Transitivity of Predication?

Here Bill Vallicella asks us to consider the following two arguments:

A1. Man is an animal; Socrates is a man; ergo, Socrates is an animal.
A2. Man is a species; Socrates is a man; ergo, Socrates is a species.

All six statements are to be taken as predications and the rule of inference that justifies the conclusions is transitivity of predication.   Bill says that the first argument is valid but that something goes wrong with the second, for which he offers a Fregean diagnosis:

...there is an equivocation on 'is' in (A2) as between the 'is' of inclusion and the 'is' of predication.  In the major premise, 'is' expresses, not predication, but inclusion: the thought is that the concept man includes within its conceptual content the subconcept species.  In the minor and in the conclusion, however, the 'is'  expresses predication: the thought is that Socrates falls under the concepts man and species.  Accordingly, (A2) is invalid because of an equivocation on 'is,' not because of an equivocation on 'man.'

I don't think this can be right.  Bill says that 'the concept man includes within its conceptual content the subconcept species'.  Another way of putting this is that the concept Man is subordinate to the concept Species.  The analogy here is with Man and Animal, say.  The defining characteristics of Man include all the defining characteristics of Animal.  There is a route from the root of the Porphyrean tree through the branch Animal leading to the branch Man.   But is Man subordinate to Species?  I think not.  If it were then some branch of the Porphyrean tree would be labelled 'Species', and I don't think this is the case.

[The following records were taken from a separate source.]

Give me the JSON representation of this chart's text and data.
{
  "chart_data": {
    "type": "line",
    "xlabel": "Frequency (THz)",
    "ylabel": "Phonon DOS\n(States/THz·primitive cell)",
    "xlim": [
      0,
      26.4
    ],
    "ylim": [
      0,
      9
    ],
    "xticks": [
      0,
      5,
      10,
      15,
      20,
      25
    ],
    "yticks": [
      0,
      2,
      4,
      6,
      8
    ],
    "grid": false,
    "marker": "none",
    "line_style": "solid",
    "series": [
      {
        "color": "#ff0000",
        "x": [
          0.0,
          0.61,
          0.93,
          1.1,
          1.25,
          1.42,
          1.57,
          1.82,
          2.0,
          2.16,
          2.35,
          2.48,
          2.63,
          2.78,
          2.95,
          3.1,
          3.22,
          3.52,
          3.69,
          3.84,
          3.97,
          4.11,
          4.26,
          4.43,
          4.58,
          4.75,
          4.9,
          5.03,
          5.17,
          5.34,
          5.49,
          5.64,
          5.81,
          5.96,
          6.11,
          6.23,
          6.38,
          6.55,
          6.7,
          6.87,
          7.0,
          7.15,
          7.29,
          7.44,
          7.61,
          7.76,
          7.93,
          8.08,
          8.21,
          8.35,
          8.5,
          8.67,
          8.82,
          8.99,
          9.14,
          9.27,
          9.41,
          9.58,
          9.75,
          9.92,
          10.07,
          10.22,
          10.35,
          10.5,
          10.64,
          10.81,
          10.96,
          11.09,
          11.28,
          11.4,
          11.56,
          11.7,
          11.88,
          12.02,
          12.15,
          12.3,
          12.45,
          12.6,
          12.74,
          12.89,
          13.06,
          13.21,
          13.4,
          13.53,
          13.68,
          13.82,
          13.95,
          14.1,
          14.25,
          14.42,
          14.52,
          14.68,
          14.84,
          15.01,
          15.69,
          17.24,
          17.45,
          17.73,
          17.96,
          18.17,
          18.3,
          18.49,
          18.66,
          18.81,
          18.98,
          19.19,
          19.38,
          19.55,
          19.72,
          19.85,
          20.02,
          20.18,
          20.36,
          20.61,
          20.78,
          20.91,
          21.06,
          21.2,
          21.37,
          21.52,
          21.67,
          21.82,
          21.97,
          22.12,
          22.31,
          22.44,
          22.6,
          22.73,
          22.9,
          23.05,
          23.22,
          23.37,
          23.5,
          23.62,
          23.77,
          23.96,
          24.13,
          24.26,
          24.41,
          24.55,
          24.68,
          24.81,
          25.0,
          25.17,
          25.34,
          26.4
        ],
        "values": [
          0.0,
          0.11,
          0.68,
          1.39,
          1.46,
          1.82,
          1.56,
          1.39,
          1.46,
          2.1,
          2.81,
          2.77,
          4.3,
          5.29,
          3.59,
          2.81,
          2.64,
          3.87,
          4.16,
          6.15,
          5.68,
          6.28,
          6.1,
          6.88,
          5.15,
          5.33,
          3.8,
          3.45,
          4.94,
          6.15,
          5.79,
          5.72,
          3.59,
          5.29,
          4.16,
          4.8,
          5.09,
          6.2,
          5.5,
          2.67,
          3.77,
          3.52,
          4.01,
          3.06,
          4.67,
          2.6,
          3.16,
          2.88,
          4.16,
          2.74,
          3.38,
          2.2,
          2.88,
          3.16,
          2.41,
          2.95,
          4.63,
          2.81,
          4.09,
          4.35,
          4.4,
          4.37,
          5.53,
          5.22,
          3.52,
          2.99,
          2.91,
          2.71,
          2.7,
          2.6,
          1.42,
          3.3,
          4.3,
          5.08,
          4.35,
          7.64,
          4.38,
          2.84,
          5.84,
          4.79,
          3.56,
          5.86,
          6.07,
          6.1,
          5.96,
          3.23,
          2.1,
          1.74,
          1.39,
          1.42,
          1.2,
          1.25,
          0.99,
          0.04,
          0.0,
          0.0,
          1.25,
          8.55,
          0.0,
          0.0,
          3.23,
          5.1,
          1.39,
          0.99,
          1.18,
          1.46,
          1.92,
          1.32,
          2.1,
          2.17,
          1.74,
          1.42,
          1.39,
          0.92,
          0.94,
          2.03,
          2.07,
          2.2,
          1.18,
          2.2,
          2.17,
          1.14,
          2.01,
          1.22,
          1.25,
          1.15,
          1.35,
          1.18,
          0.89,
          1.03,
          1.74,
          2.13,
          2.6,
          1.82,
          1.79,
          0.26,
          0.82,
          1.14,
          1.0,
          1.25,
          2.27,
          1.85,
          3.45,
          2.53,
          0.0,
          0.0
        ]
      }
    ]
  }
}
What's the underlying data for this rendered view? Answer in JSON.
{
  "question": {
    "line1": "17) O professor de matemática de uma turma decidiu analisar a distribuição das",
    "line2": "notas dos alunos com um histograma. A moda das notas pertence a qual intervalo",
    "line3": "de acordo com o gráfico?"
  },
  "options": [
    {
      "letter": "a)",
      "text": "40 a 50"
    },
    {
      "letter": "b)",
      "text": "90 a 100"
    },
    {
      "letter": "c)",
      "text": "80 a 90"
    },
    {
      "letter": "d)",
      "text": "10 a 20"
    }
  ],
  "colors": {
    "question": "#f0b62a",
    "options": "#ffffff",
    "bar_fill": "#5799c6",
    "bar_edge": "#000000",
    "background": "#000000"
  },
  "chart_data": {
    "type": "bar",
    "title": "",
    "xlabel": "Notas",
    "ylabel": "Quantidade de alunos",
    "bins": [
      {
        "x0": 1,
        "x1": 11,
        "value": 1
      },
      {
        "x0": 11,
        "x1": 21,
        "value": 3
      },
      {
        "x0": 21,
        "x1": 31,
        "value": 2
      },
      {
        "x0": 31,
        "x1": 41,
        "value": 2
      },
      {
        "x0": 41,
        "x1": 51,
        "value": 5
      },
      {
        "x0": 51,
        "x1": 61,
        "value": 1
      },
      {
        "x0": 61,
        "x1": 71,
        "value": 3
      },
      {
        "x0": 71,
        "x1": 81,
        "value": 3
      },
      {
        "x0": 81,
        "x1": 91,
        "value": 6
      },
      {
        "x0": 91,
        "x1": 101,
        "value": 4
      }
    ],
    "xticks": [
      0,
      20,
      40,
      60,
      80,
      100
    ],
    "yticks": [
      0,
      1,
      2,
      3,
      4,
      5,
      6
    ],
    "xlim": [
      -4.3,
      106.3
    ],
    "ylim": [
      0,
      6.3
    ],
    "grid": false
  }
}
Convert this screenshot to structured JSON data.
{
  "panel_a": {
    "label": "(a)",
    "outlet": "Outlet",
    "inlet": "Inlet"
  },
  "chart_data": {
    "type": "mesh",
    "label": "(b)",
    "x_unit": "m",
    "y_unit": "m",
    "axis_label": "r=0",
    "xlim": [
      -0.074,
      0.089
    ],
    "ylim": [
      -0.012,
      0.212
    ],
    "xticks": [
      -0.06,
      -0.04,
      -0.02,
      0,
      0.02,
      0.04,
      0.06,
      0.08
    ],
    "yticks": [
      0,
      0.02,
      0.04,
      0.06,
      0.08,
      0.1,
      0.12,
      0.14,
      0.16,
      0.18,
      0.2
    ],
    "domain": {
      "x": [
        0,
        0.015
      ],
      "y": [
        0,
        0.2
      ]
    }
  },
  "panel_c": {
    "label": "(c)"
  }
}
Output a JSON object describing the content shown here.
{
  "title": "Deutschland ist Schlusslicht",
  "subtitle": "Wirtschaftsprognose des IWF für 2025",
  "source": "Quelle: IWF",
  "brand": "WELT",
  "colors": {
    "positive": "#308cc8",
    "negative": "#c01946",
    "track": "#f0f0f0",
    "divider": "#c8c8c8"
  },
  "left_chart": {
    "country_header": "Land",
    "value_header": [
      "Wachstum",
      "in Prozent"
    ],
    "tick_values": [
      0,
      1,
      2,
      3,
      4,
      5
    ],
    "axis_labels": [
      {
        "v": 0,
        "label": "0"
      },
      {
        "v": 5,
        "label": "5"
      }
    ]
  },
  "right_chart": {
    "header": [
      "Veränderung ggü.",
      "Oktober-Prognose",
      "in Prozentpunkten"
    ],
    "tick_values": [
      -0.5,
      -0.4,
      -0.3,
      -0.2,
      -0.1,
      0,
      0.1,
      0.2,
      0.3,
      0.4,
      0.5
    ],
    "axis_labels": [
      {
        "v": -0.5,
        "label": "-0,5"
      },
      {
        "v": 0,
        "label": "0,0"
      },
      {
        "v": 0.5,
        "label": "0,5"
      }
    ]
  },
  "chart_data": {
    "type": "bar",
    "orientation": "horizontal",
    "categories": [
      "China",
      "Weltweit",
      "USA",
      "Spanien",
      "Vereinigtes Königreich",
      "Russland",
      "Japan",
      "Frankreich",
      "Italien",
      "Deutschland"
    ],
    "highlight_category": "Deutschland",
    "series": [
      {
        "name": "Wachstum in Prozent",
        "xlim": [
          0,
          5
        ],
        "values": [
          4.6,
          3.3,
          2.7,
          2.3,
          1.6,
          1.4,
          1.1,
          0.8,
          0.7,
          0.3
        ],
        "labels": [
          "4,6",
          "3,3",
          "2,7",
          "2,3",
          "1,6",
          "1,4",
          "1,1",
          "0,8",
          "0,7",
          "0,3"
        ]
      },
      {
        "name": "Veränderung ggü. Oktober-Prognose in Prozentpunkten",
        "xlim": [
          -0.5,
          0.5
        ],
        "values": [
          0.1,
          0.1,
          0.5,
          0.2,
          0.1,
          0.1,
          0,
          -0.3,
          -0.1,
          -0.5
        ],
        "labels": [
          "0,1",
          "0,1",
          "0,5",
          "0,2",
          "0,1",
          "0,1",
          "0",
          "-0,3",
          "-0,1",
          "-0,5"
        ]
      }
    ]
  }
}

My own diagnosis is this.  In both A1 and A2 we can see 'man' as a proper name---the name of a concept.  The major premiss of A1 says that this concept is an animal.  This is clearly false---no concept is an animal.  So A1 is unsound.  The major premiss of A2 says that the concept man is a species.  For the sake of argument let's accept this.  Any concept appearing in the Porphyrean tree is a species concept.  But A2 is invalid.  If x is an instance of concept A and concept A has the property B it does not follow that x has the property B.  Bill gives the example

...the property of being instantiated is predicable of the concept philosopher, and the concept philosopher is predicable  of Socrates; but the property of being instantiated is not predicable of Socrates.

 Where does this leave the notion of  transitivity of predication?  It must be approximate to some rule of inference, surely?  My answer is that Frege would rename it transitivity of subordination: 

 if concept A is subordinate to concept B, and concept B is subordinate to concept C, then concept A is subordinate to concept C.

An example of the application of transitivity of subordination:

A man is a mammal; a mammal is an animal; ergo, a man is an animal.

But this principle is not applicable to our example arguments.  The closest we can get is to reword the major premisses as follows:

B1. A man is an animal; Socrates is a man; ergo, Socrates is an animal.
B2. A man is a species; Socrates is a man; ergo, Socrates is a species.

B1 now says that Socrates is an instance of the concept Man, the concept Man is subordinate to the concept Animal, ergo Socrates is an instance of the concept Animal.  This is valid, being an inference of the form

if x is an instance of concept A, and concept A is subordinate to concept B, then x is an instance of B

B2 is valid, having the same form as B1, but is unsound, the major premiss being false as explained above:  Man is not subordinate to Species.